Editorialkaltim.com – Lonjakan kasus kekerasan seksual terhadap anak di Kota Bontang pada paruh pertama 2025 mendapat perhatian serius dari kalangan legislatif.
Berdasarkan data Polres Bontang, hingga Juli 2025, tercatat 33 laporan terkait perlindungan perempuan dan anak. Ironisnya, 16 di antaranya merupakan kasus persetubuhan anak, dengan pelaku mayoritas berasal dari lingkungan terdekat korban.
Sekretaris Komisi A DPRD Bontang, Saeful Rizal, mengungkapkan keprihatinannya terhadap situasi ini. Ia menilai, kasus semacam ini bukan hanya merusak masa depan korban, tapi juga meninggalkan luka psikologis jangka panjang.
“Ini harus menjadi alarm bagi kita semua. Butuh gerak cepat dan sinergis untuk menciptakan lingkungan yang aman bagi anak-anak,” ujarnya.
Saeful menegaskan bahwa langkah pencegahan harus dimulai dari lingkungan terkecil, seperti keluarga dan sekolah.
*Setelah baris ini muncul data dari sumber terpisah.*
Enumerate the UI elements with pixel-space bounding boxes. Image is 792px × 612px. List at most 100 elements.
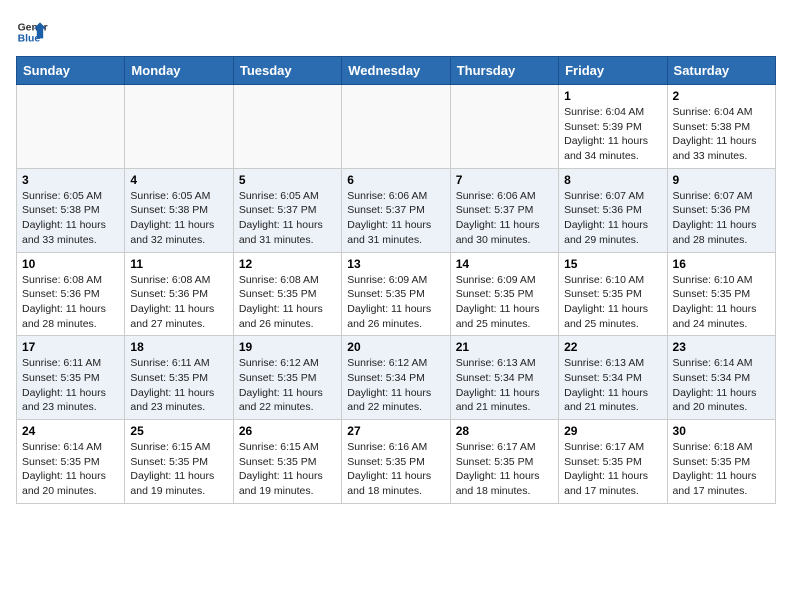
- day-number: 16: [673, 257, 770, 271]
- day-info: Sunrise: 6:08 AM Sunset: 5:36 PM Dayligh…: [22, 273, 119, 332]
- day-number: 13: [347, 257, 444, 271]
- day-number: 23: [673, 340, 770, 354]
- day-info: Sunrise: 6:16 AM Sunset: 5:35 PM Dayligh…: [347, 440, 444, 499]
- day-number: 14: [456, 257, 553, 271]
- day-header-friday: Friday: [559, 57, 667, 85]
- calendar-cell: 4 Sunrise: 6:05 AM Sunset: 5:38 PM Daylig…: [125, 168, 233, 252]
- day-info: Sunrise: 6:05 AM Sunset: 5:38 PM Dayligh…: [22, 189, 119, 248]
- day-info: Sunrise: 6:15 AM Sunset: 5:35 PM Dayligh…: [130, 440, 227, 499]
- calendar-week-row: 10Sunrise: 6:08 AM Sunset: 5:36 PM Dayli…: [17, 252, 776, 336]
- calendar-cell: 7Sunrise: 6:06 AM Sunset: 5:37 PM Daylig…: [450, 168, 558, 252]
- day-number: 25: [130, 424, 227, 438]
- calendar-cell: 27 Sunrise: 6:16 AM Sunset: 5:35 PM Dayli…: [342, 420, 450, 504]
- day-info: Sunrise: 6:12 AM Sunset: 5:34 PM Dayligh…: [347, 356, 444, 415]
- calendar-cell: 5Sunrise: 6:05 AM Sunset: 5:37 PM Daylig…: [233, 168, 341, 252]
- day-number: 3: [22, 173, 119, 187]
- calendar-cell: 12 Sunrise: 6:08 AM Sunset: 5:35 PM Dayli…: [233, 252, 341, 336]
- calendar-cell: 26Sunrise: 6:15 AM Sunset: 5:35 PM Dayli…: [233, 420, 341, 504]
- day-info: Sunrise: 6:14 AM Sunset: 5:35 PM Dayligh…: [22, 440, 119, 499]
- calendar-cell: 23 Sunrise: 6:14 AM Sunset: 5:34 PM Dayli…: [667, 336, 775, 420]
- day-number: 9: [673, 173, 770, 187]
- day-info: Sunrise: 6:17 AM Sunset: 5:35 PM Dayligh…: [456, 440, 553, 499]
- day-number: 24: [22, 424, 119, 438]
- calendar-cell: 21 Sunrise: 6:13 AM Sunset: 5:34 PM Dayli…: [450, 336, 558, 420]
- calendar-cell: 10Sunrise: 6:08 AM Sunset: 5:36 PM Dayli…: [17, 252, 125, 336]
- day-number: 27: [347, 424, 444, 438]
- day-info: Sunrise: 6:13 AM Sunset: 5:34 PM Dayligh…: [564, 356, 661, 415]
- calendar-cell: 6 Sunrise: 6:06 AM Sunset: 5:37 PM Daylig…: [342, 168, 450, 252]
- calendar-cell: 22 Sunrise: 6:13 AM Sunset: 5:34 PM Dayli…: [559, 336, 667, 420]
- page-header: General Blue: [16, 16, 776, 48]
- day-number: 21: [456, 340, 553, 354]
- day-info: Sunrise: 6:08 AM Sunset: 5:35 PM Dayligh…: [239, 273, 336, 332]
- calendar-cell: 20 Sunrise: 6:12 AM Sunset: 5:34 PM Dayli…: [342, 336, 450, 420]
- day-info: Sunrise: 6:07 AM Sunset: 5:36 PM Dayligh…: [673, 189, 770, 248]
- calendar-cell: [450, 85, 558, 169]
- day-number: 17: [22, 340, 119, 354]
- day-info: Sunrise: 6:09 AM Sunset: 5:35 PM Dayligh…: [347, 273, 444, 332]
- calendar-cell: 8 Sunrise: 6:07 AM Sunset: 5:36 PM Daylig…: [559, 168, 667, 252]
- calendar-cell: 14 Sunrise: 6:09 AM Sunset: 5:35 PM Dayli…: [450, 252, 558, 336]
- day-number: 18: [130, 340, 227, 354]
- day-number: 30: [673, 424, 770, 438]
- logo: General Blue: [16, 16, 48, 48]
- day-info: Sunrise: 6:04 AM Sunset: 5:38 PM Dayligh…: [673, 105, 770, 164]
- calendar-week-row: 24 Sunrise: 6:14 AM Sunset: 5:35 PM Dayli…: [17, 420, 776, 504]
- calendar-cell: [17, 85, 125, 169]
- logo-icon: General Blue: [16, 16, 48, 48]
- day-number: 4: [130, 173, 227, 187]
- day-number: 22: [564, 340, 661, 354]
- day-number: 1: [564, 89, 661, 103]
- calendar-header-row: SundayMondayTuesdayWednesdayThursdayFrid…: [17, 57, 776, 85]
- day-number: 11: [130, 257, 227, 271]
- calendar-cell: [342, 85, 450, 169]
- calendar-table: SundayMondayTuesdayWednesdayThursdayFrid…: [16, 56, 776, 504]
- day-info: Sunrise: 6:17 AM Sunset: 5:35 PM Dayligh…: [564, 440, 661, 499]
- day-number: 7: [456, 173, 553, 187]
- day-number: 12: [239, 257, 336, 271]
- calendar-cell: 1 Sunrise: 6:04 AM Sunset: 5:39 PM Daylig…: [559, 85, 667, 169]
- day-info: Sunrise: 6:08 AM Sunset: 5:36 PM Dayligh…: [130, 273, 227, 332]
- calendar-week-row: 3 Sunrise: 6:05 AM Sunset: 5:38 PM Daylig…: [17, 168, 776, 252]
- calendar-cell: 24 Sunrise: 6:14 AM Sunset: 5:35 PM Dayli…: [17, 420, 125, 504]
- day-info: Sunrise: 6:18 AM Sunset: 5:35 PM Dayligh…: [673, 440, 770, 499]
- calendar-cell: 19Sunrise: 6:12 AM Sunset: 5:35 PM Dayli…: [233, 336, 341, 420]
- day-number: 15: [564, 257, 661, 271]
- calendar-cell: 30 Sunrise: 6:18 AM Sunset: 5:35 PM Dayli…: [667, 420, 775, 504]
- calendar-cell: 13 Sunrise: 6:09 AM Sunset: 5:35 PM Dayli…: [342, 252, 450, 336]
- calendar-week-row: 17 Sunrise: 6:11 AM Sunset: 5:35 PM Dayli…: [17, 336, 776, 420]
- calendar-cell: 18 Sunrise: 6:11 AM Sunset: 5:35 PM Dayli…: [125, 336, 233, 420]
- calendar-cell: 16Sunrise: 6:10 AM Sunset: 5:35 PM Dayli…: [667, 252, 775, 336]
- calendar-cell: 11 Sunrise: 6:08 AM Sunset: 5:36 PM Dayli…: [125, 252, 233, 336]
- calendar-cell: 15Sunrise: 6:10 AM Sunset: 5:35 PM Dayli…: [559, 252, 667, 336]
- day-info: Sunrise: 6:05 AM Sunset: 5:38 PM Dayligh…: [130, 189, 227, 248]
- day-number: 8: [564, 173, 661, 187]
- day-info: Sunrise: 6:11 AM Sunset: 5:35 PM Dayligh…: [130, 356, 227, 415]
- day-number: 2: [673, 89, 770, 103]
- day-header-wednesday: Wednesday: [342, 57, 450, 85]
- day-header-monday: Monday: [125, 57, 233, 85]
- day-header-sunday: Sunday: [17, 57, 125, 85]
- day-info: Sunrise: 6:04 AM Sunset: 5:39 PM Dayligh…: [564, 105, 661, 164]
- day-info: Sunrise: 6:12 AM Sunset: 5:35 PM Dayligh…: [239, 356, 336, 415]
- day-info: Sunrise: 6:13 AM Sunset: 5:34 PM Dayligh…: [456, 356, 553, 415]
- calendar-cell: 2 Sunrise: 6:04 AM Sunset: 5:38 PM Daylig…: [667, 85, 775, 169]
- day-info: Sunrise: 6:14 AM Sunset: 5:34 PM Dayligh…: [673, 356, 770, 415]
- calendar-cell: [233, 85, 341, 169]
- calendar-cell: 29 Sunrise: 6:17 AM Sunset: 5:35 PM Dayli…: [559, 420, 667, 504]
- day-info: Sunrise: 6:07 AM Sunset: 5:36 PM Dayligh…: [564, 189, 661, 248]
- calendar-cell: [125, 85, 233, 169]
- calendar-cell: 9 Sunrise: 6:07 AM Sunset: 5:36 PM Daylig…: [667, 168, 775, 252]
- day-number: 28: [456, 424, 553, 438]
- day-number: 6: [347, 173, 444, 187]
- day-info: Sunrise: 6:11 AM Sunset: 5:35 PM Dayligh…: [22, 356, 119, 415]
- calendar-cell: 25 Sunrise: 6:15 AM Sunset: 5:35 PM Dayli…: [125, 420, 233, 504]
- day-number: 26: [239, 424, 336, 438]
- day-info: Sunrise: 6:05 AM Sunset: 5:37 PM Dayligh…: [239, 189, 336, 248]
- day-number: 29: [564, 424, 661, 438]
- day-info: Sunrise: 6:09 AM Sunset: 5:35 PM Dayligh…: [456, 273, 553, 332]
- day-info: Sunrise: 6:06 AM Sunset: 5:37 PM Dayligh…: [347, 189, 444, 248]
- day-header-tuesday: Tuesday: [233, 57, 341, 85]
- day-number: 20: [347, 340, 444, 354]
- calendar-cell: 3 Sunrise: 6:05 AM Sunset: 5:38 PM Daylig…: [17, 168, 125, 252]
Menurutnya, pengawasan terhadap konten tontonan anak, edukasi tentang bahaya pelecehan seksual, dan penguatan nilai-nilai agama sangat penting untuk membangun sistem perlindungan dini.
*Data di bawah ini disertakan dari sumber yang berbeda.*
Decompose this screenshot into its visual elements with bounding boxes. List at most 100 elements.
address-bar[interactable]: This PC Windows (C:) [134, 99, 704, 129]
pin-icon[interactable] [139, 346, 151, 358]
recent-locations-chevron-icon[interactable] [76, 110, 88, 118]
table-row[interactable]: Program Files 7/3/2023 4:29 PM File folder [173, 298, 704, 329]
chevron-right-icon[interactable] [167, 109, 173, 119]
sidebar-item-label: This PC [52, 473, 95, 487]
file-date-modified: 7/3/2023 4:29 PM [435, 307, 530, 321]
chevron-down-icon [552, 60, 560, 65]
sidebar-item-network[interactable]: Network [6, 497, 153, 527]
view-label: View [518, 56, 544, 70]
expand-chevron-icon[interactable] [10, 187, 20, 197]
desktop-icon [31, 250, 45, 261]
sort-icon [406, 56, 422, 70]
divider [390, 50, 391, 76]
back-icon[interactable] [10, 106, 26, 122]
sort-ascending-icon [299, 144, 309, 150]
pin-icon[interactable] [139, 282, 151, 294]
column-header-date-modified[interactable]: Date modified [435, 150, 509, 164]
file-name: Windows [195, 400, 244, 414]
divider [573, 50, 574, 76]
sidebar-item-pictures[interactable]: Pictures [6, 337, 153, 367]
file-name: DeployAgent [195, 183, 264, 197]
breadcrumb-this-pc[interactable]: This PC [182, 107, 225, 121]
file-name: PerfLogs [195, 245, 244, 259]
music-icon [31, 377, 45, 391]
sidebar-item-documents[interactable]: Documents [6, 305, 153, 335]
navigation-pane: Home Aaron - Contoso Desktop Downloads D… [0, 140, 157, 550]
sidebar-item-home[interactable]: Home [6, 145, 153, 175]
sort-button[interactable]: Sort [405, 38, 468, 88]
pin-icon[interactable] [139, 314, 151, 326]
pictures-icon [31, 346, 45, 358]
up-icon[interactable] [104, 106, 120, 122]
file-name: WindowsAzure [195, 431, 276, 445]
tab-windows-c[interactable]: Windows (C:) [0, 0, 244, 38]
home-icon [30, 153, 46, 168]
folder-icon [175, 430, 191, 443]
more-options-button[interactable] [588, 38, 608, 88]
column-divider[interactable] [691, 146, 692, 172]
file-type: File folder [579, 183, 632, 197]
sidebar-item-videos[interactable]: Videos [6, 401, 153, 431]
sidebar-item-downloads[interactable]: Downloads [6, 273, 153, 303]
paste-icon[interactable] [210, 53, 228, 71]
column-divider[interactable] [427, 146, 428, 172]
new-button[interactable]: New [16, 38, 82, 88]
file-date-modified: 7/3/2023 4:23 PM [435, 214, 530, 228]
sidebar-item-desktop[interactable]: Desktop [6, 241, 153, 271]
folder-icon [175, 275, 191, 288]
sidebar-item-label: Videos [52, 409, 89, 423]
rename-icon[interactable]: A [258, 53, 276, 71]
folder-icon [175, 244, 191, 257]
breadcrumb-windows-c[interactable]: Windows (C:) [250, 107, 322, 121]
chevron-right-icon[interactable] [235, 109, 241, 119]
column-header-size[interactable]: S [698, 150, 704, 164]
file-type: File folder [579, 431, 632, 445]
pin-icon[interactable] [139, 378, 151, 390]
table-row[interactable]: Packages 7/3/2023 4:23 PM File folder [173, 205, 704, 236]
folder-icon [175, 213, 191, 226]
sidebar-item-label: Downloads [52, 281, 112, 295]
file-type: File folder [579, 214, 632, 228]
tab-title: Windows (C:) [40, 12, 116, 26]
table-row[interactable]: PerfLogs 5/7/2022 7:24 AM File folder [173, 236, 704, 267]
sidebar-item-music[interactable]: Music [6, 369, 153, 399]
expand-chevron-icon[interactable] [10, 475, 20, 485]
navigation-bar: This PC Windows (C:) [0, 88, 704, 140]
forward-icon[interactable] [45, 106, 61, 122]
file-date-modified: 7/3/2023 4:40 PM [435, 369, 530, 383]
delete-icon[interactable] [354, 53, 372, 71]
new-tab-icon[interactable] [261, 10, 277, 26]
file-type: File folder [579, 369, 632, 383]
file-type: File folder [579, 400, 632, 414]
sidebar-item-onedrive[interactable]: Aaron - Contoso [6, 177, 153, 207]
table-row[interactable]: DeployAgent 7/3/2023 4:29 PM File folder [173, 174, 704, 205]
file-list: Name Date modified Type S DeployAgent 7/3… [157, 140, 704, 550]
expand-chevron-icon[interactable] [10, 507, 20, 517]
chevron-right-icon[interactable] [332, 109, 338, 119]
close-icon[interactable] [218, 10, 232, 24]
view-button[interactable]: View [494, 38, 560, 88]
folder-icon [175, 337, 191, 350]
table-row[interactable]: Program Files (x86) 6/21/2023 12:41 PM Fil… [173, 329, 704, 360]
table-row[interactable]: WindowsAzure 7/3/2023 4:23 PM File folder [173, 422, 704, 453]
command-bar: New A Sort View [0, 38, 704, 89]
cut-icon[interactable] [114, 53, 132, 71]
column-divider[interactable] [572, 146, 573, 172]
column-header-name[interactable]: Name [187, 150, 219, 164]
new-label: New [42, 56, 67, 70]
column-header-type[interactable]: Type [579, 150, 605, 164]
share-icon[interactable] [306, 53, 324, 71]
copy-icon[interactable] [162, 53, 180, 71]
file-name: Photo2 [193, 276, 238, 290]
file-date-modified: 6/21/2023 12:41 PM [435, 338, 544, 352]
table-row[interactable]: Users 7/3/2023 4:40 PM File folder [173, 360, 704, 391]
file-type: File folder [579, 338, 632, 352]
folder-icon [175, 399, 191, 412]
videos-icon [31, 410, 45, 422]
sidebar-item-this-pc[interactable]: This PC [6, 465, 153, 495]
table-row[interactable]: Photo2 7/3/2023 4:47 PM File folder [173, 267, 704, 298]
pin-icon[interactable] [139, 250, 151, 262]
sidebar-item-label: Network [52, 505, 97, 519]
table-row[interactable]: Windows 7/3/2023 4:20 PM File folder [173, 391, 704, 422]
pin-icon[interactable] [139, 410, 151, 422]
Ia juga mendorong adanya pelatihan bagi anak-anak agar mampu mengenali dan melawan tindakan pelecehan, serta keterlibatan komunitas lokal dalam memberikan edukasi dan pemulihan trauma bagi korban.
“Pelaku harus dihukum berat agar ada efek jera. Informasi soal sanksi hukum juga perlu disosialisasikan secara luas,” tegas politisi PKS tersebut.
Tak hanya itu, Saeful mengimbau masyarakat untuk tidak ragu melapor jika mengetahui adanya kekerasan seksual, baik yang dialami sendiri maupun orang lain. Menurutnya, keberanian melapor merupakan salah satu kunci untuk menekan angka kekerasan terhadap anak di Bontang.
“Semoga ke depan, kita bisa mewujudkan Bontang sebagai kota yang benar-benar ramah dan aman bagi perempuan dan anak,” tutupnya.(lia/ndi/adv)
Dapatkan update berita pilihan dan breaking news setiap hari dari editorialkaltim.com. Follow instagram “editorialkaltim”, caranya klik link https://www.instagram.com/editorialkaltimcom/ untuk mendapatkan informasi terkini lainnya.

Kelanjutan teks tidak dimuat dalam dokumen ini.